Tuesday, March 12, 2024

EPA Accidental Release Rule and CFATS

When I first started scanning through the final rule that the EPA published on Monday on “Accidental Release Prevention Requirements” two items caught my attention in the List of Abbreviations and Acronyms: CFATS and CVI. Given my interest in chemical security issues, I had to investigate.

Both terms were used multiple times in the discussion about comments on the EPA’s proposed change to 40 CFR 68.210 to require in a new paragraph (d) that “the owner or operator of a stationary source to provide, upon request by any member of the public residing within six miles of the stationary source, certain chemical hazard information for all regulated processes in the language requested”. Apparently a number of commentors thought that this requirement would violate provisions of the Chemical Facility Anti-Terrorism Standards (CFATS) program, specifically requiring them to disclose information classified as Chemical-terrorism Vulnerability Information (CVI).

While the CFATS program was terminated on July 28th, 2023 because of the failure of the Senate to consider/approve HR 4470, the EPA in addressing these comments did not take the easy way out and simply note that the program no longer existed, effectively negating the potential legal concerns of the commentors.
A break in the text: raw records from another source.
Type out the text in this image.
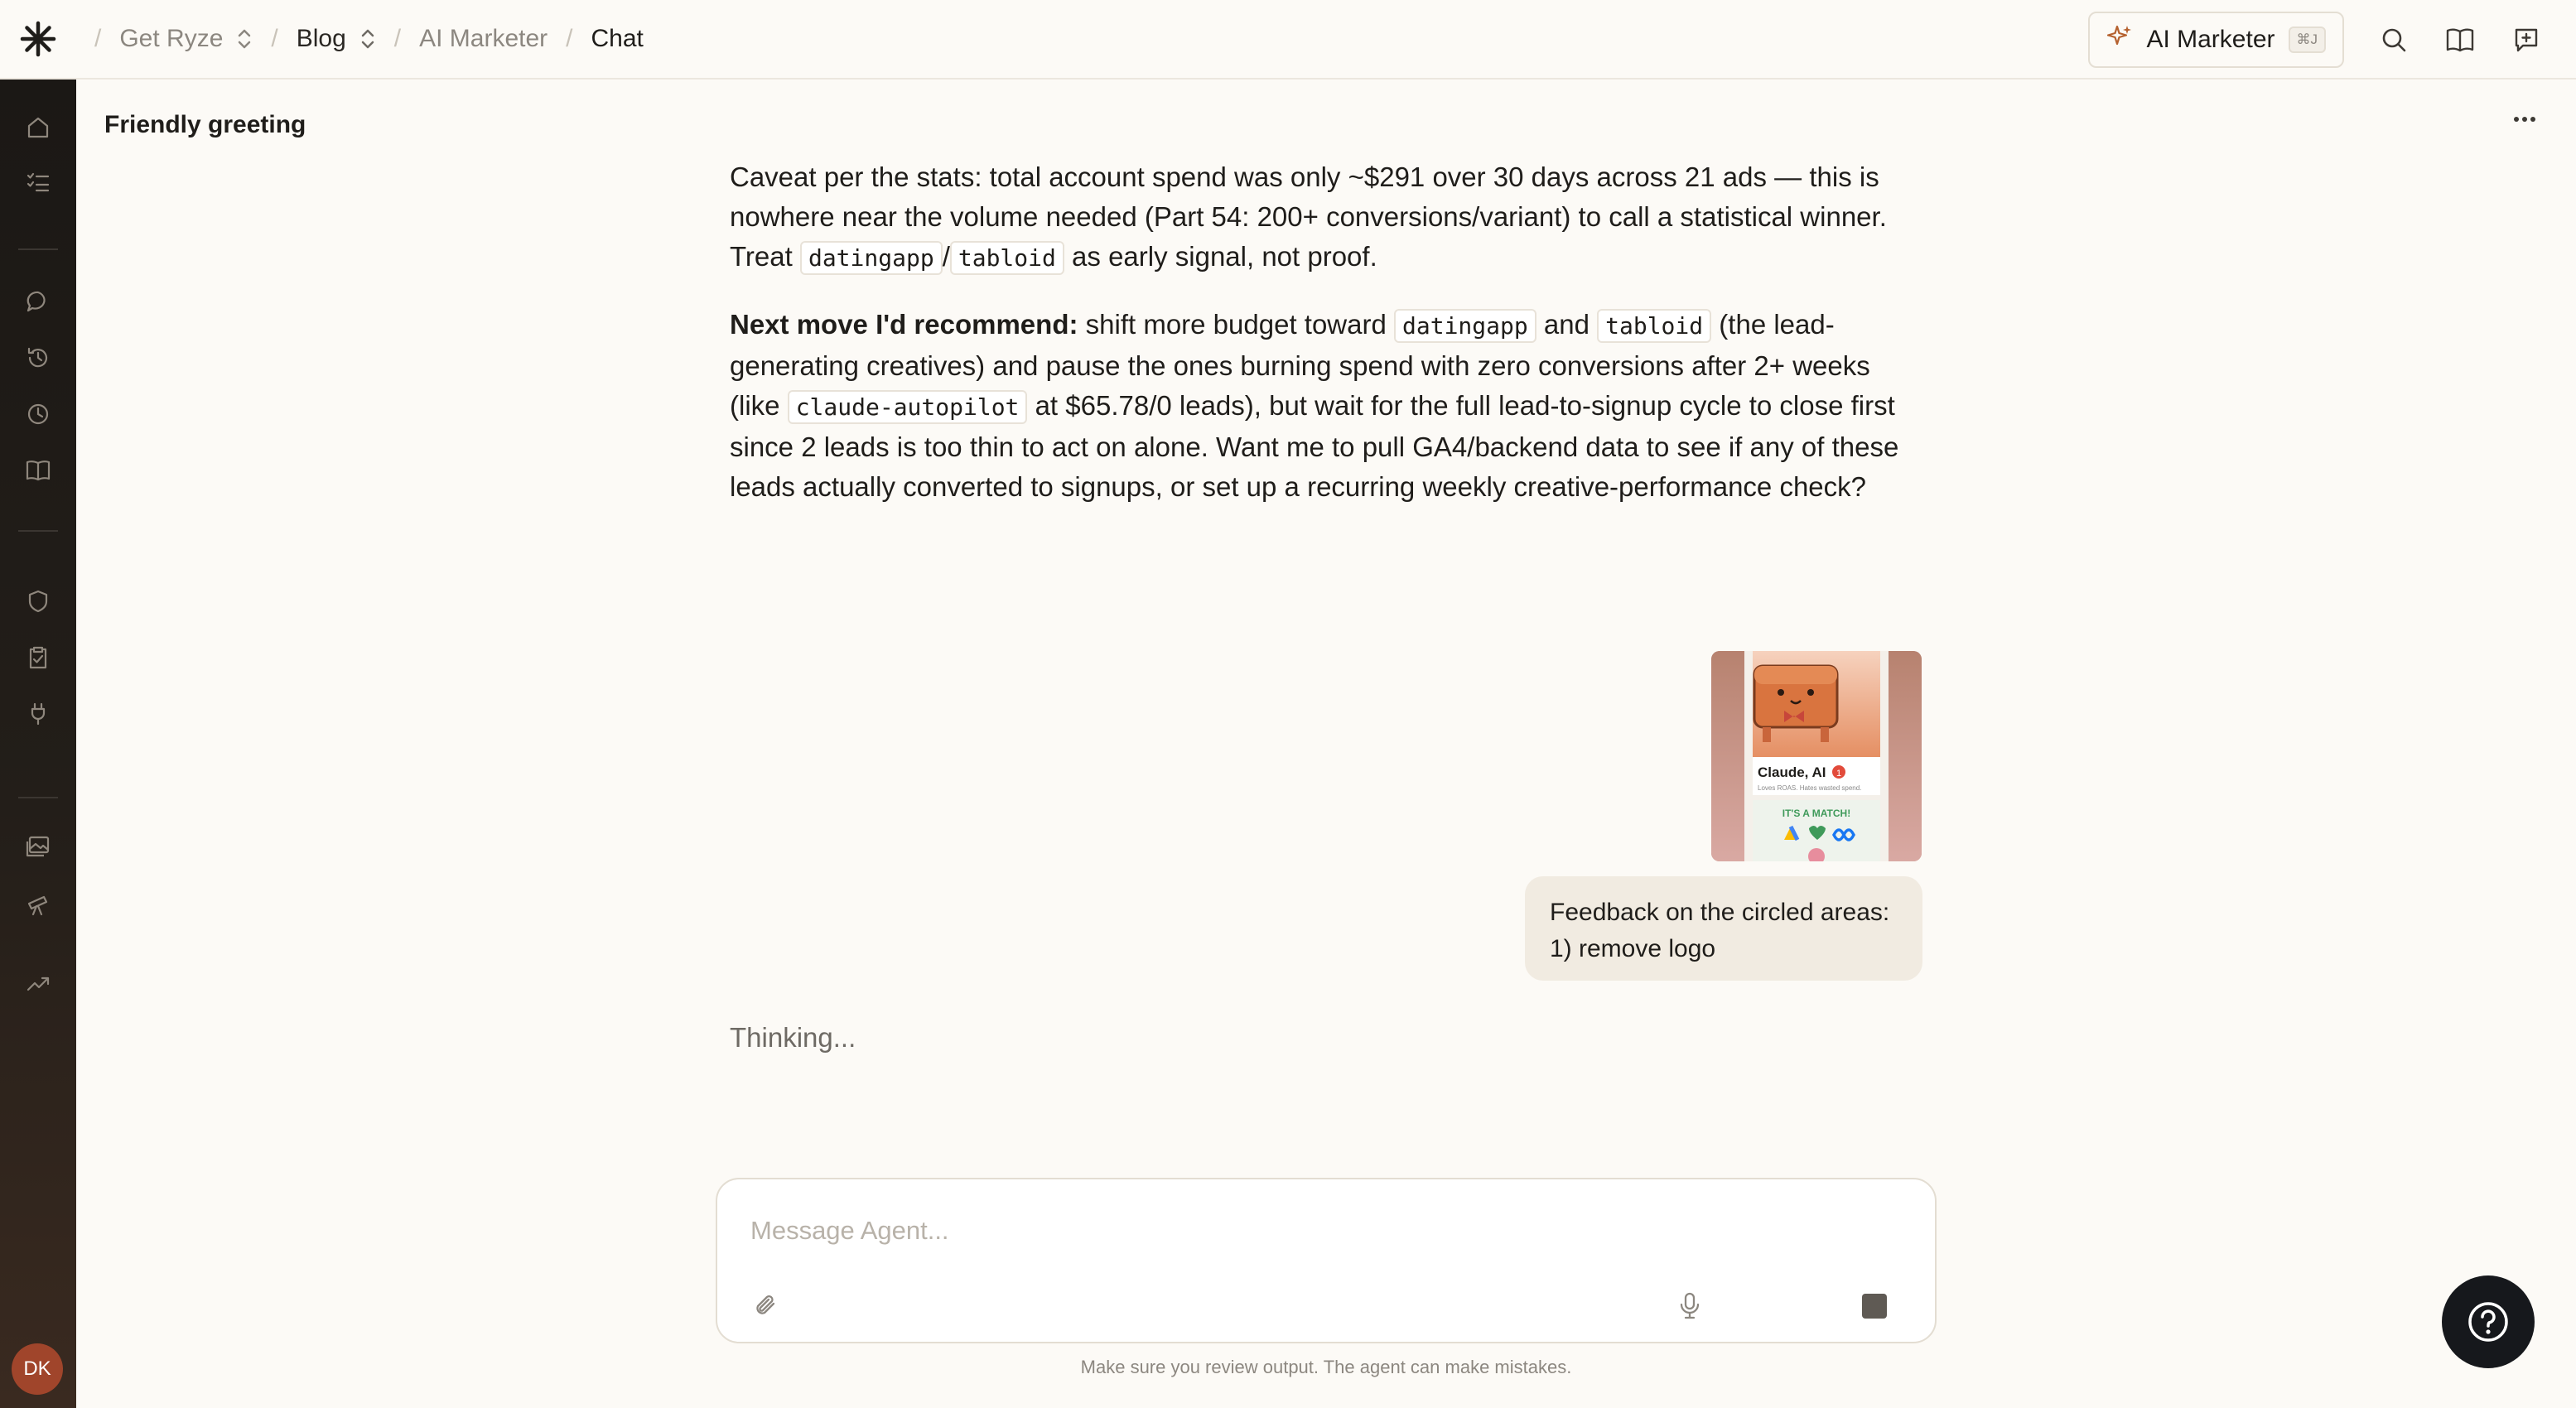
/ Get Ryze / Blog / AI Marketer / Chat	AI Marketer	⌘J
DK
Friendly greeting

Caveat per the stats: total account spend was only ~$291 over 30 days across 21 ads — this is nowhere near the volume needed (Part 54: 200+ conversions/variant) to call a statistical winner. Treat datingapp / tabloid as early signal, not proof.

Next move I'd recommend: shift more budget toward datingapp and tabloid (the lead-generating creatives) and pause the ones burning spend with zero conversions after 2+ weeks (like claude-autopilot at $65.78/0 leads), but wait for the full lead-to-signup cycle to close first since 2 leads is too thin to act on alone. Want me to pull GA4/backend data to see if any of these leads actually converted to signups, or set up a recurring weekly creative-performance check?

Claude, AI 1
Loves ROAS. Hates wasted spend.
IT'S A MATCH!
Feedback on the circled areas:
1) remove logo
Thinking...
Message Agent...
Make sure you review output. The agent can make mistakes.
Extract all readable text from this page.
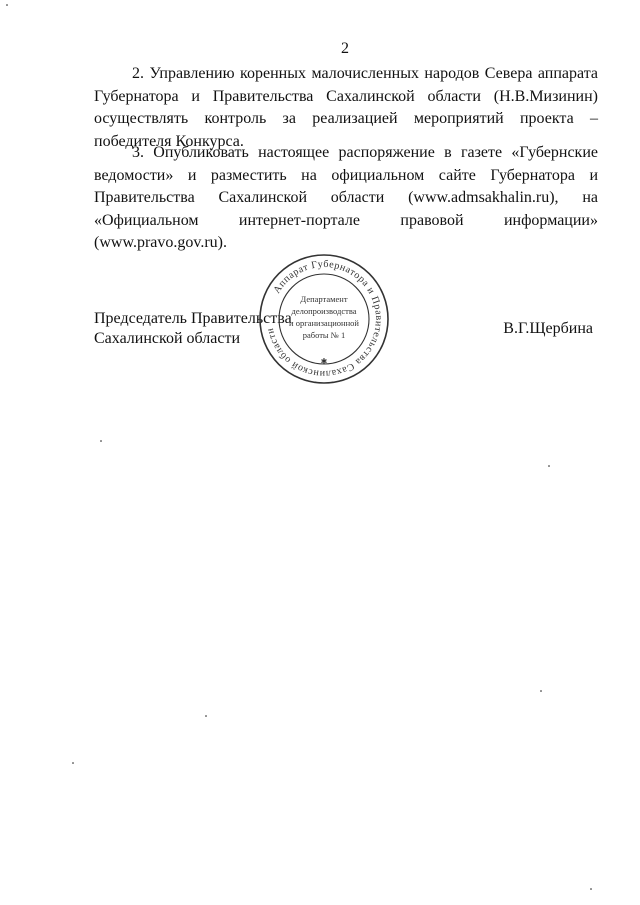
2

2. Управлению коренных малочисленных народов Севера аппарата Губернатора и Правительства Сахалинской области (Н.В.Мизинин) осуществлять контроль за реализацией мероприятий проекта – победителя Конкурса.

3. Опубликовать настоящее распоряжение в газете «Губернские ведомости» и разместить на официальном сайте Губернатора и Правительства Сахалинской области (www.admsakhalin.ru), на «Официальном интернет-портале правовой информации» (www.pravo.gov.ru).

Председатель Правительства
Сахалинской области
В.Г.Щербина
Аппарат Губернатора и Правительства Сахалинской области
✱
Департамент
делопроизводства
и организационной
работы № 1
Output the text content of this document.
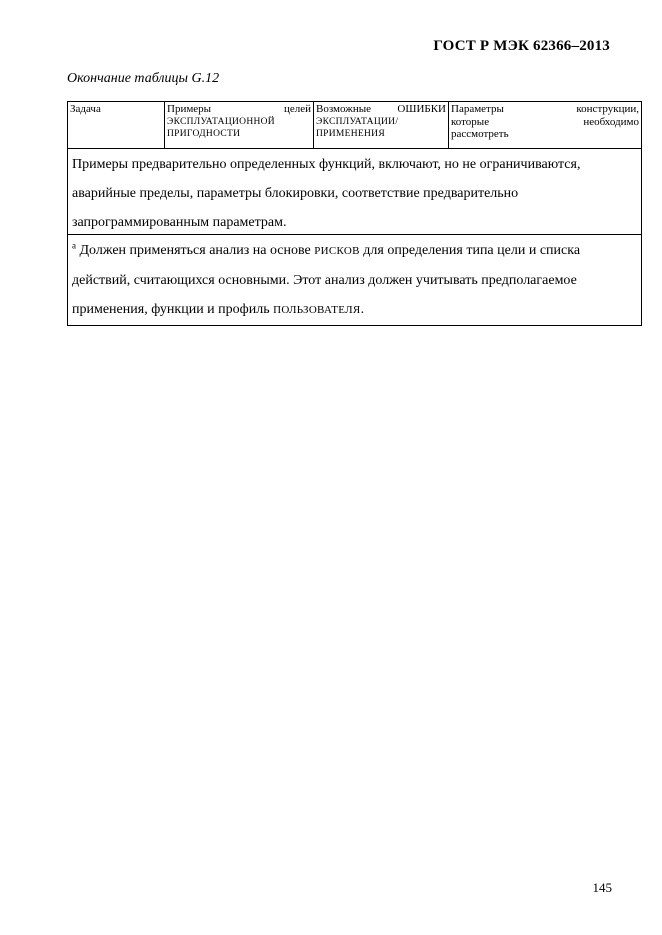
ГОСТ Р МЭК 62366–2013
Окончание таблицы G.12
Задача	Примеры целей
ЭКСПЛУАТАЦИОННОЙ
ПРИГОДНОСТИ
Возможные ОШИБКИ
ЭКСПЛУАТАЦИИ/
ПРИМЕНЕНИЯ
Параметры конструкции,
которые необходимо
рассмотреть
Примеры предварительно определенных функций, включают, но не ограничиваются, аварийные пределы, параметры блокировки, соответствие предварительно запрограммированным параметрам.
$^a$ Должен применяться анализ на основе РИСКОВ для определения типа цели и списка действий, считающихся основными. Этот анализ должен учитывать предполагаемое применения, функции и профиль ПОЛЬЗОВАТЕЛЯ.
145
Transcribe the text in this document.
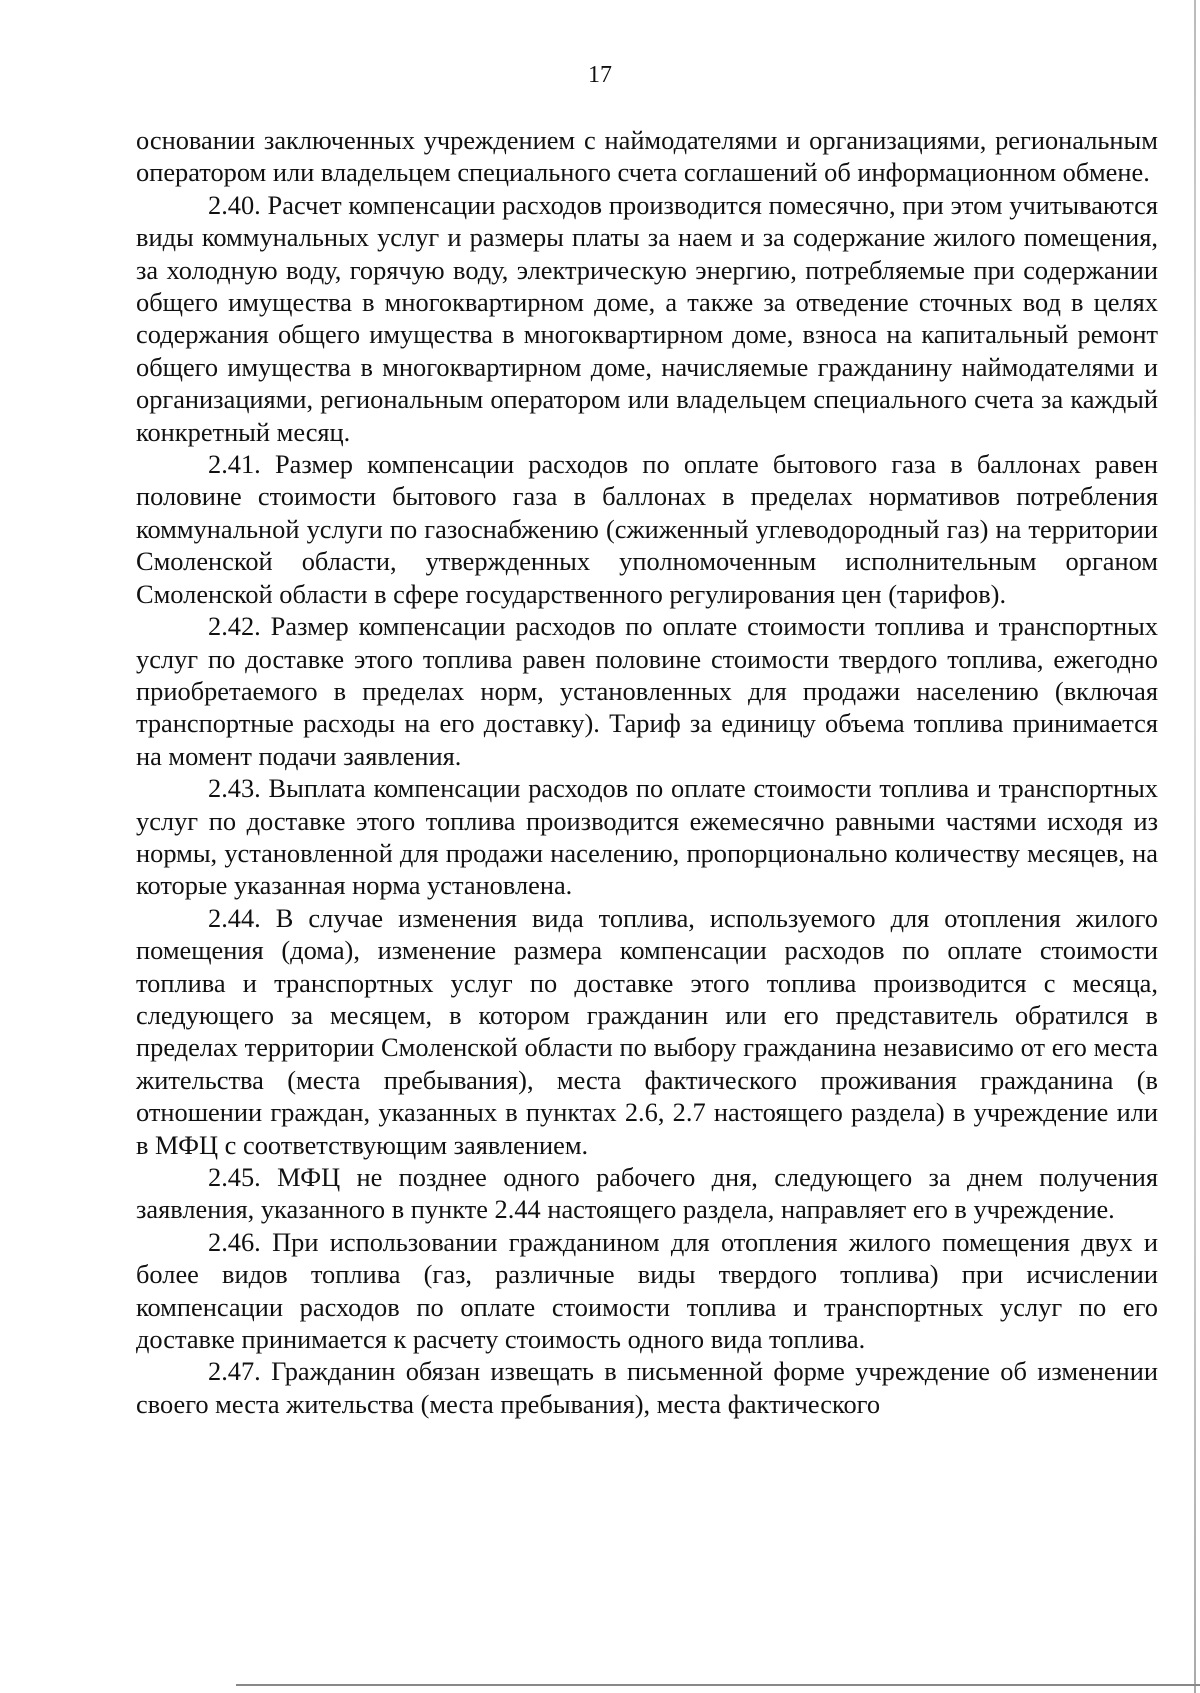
17

основании заключенных учреждением с наймодателями и организациями, региональным оператором или владельцем специального счета соглашений об информационном обмене.

2.40. Расчет компенсации расходов производится помесячно, при этом учитываются виды коммунальных услуг и размеры платы за наем и за содержание жилого помещения, за холодную воду, горячую воду, электрическую энергию, потребляемые при содержании общего имущества в многоквартирном доме, а также за отведение сточных вод в целях содержания общего имущества в многоквартирном доме, взноса на капитальный ремонт общего имущества в многоквартирном доме, начисляемые гражданину наймодателями и организациями, региональным оператором или владельцем специального счета за каждый конкретный месяц.

2.41. Размер компенсации расходов по оплате бытового газа в баллонах равен половине стоимости бытового газа в баллонах в пределах нормативов потребления коммунальной услуги по газоснабжению (сжиженный углеводородный газ) на территории Смоленской области, утвержденных уполномоченным исполнительным органом Смоленской области в сфере государственного регулирования цен (тарифов).

2.42. Размер компенсации расходов по оплате стоимости топлива и транспортных услуг по доставке этого топлива равен половине стоимости твердого топлива, ежегодно приобретаемого в пределах норм, установленных для продажи населению (включая транспортные расходы на его доставку). Тариф за единицу объема топлива принимается на момент подачи заявления.

2.43. Выплата компенсации расходов по оплате стоимости топлива и транспортных услуг по доставке этого топлива производится ежемесячно равными частями исходя из нормы, установленной для продажи населению, пропорционально количеству месяцев, на которые указанная норма установлена.

2.44. В случае изменения вида топлива, используемого для отопления жилого помещения (дома), изменение размера компенсации расходов по оплате стоимости топлива и транспортных услуг по доставке этого топлива производится с месяца, следующего за месяцем, в котором гражданин или его представитель обратился в пределах территории Смоленской области по выбору гражданина независимо от его места жительства (места пребывания), места фактического проживания гражданина (в отношении граждан, указанных в пунктах 2.6, 2.7 настоящего раздела) в учреждение или в МФЦ с соответствующим заявлением.

2.45. МФЦ не позднее одного рабочего дня, следующего за днем получения заявления, указанного в пункте 2.44 настоящего раздела, направляет его в учреждение.

2.46. При использовании гражданином для отопления жилого помещения двух и более видов топлива (газ, различные виды твердого топлива) при исчислении компенсации расходов по оплате стоимости топлива и транспортных услуг по его доставке принимается к расчету стоимость одного вида топлива.

2.47. Гражданин обязан извещать в письменной форме учреждение об изменении своего места жительства (места пребывания), места фактического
Instead, the preamble treats the comments as if the program were still in force.

The EPA staff notes that the issue for the CFATS program in general and for the CVI provisions specifically were addressed in the interim final rule that established the CFATS program in 2007. In discussing the potential conflict between community right to laws and the new CFATS program the IFR preamble noted that:

“To the extent that this approach conflicts with existing state “right to know” or “sunshine” laws, we believe that such laws are preempted by this IFR. At this time, we do not intend to displace or otherwise affect any provisions of Federal statutes [emphasis added], including the Emergency Planning and Community Right to Know Act, 42 U.S.C. 11001 et seq., or section 112(r) [emphasis added] and 114 of the Clean Air Act of 1990, as amended, 42 U.S.C. 7412(r), 7414, sections 308 and 402 of the Clean Water Act, 33 U.S.C. 1318, 1342, and section 104(e)(7) of the Comprehensive Environmental Response, Compensation, and Liability Act, 42 U.S.C. 9604.”

There is always going to be some tension between security concerns of high-risk chemical facilities and the needs of neighbors of those facilities to be aware of the potential local danger posed by those facilities. That knowledge would be a fundamental tool for the neighborhood and communities to plan for responses to accidental (or deliberately caused) chemical releases. Such planning is fundamental to risk management and thus reinforces chemical security mitigation.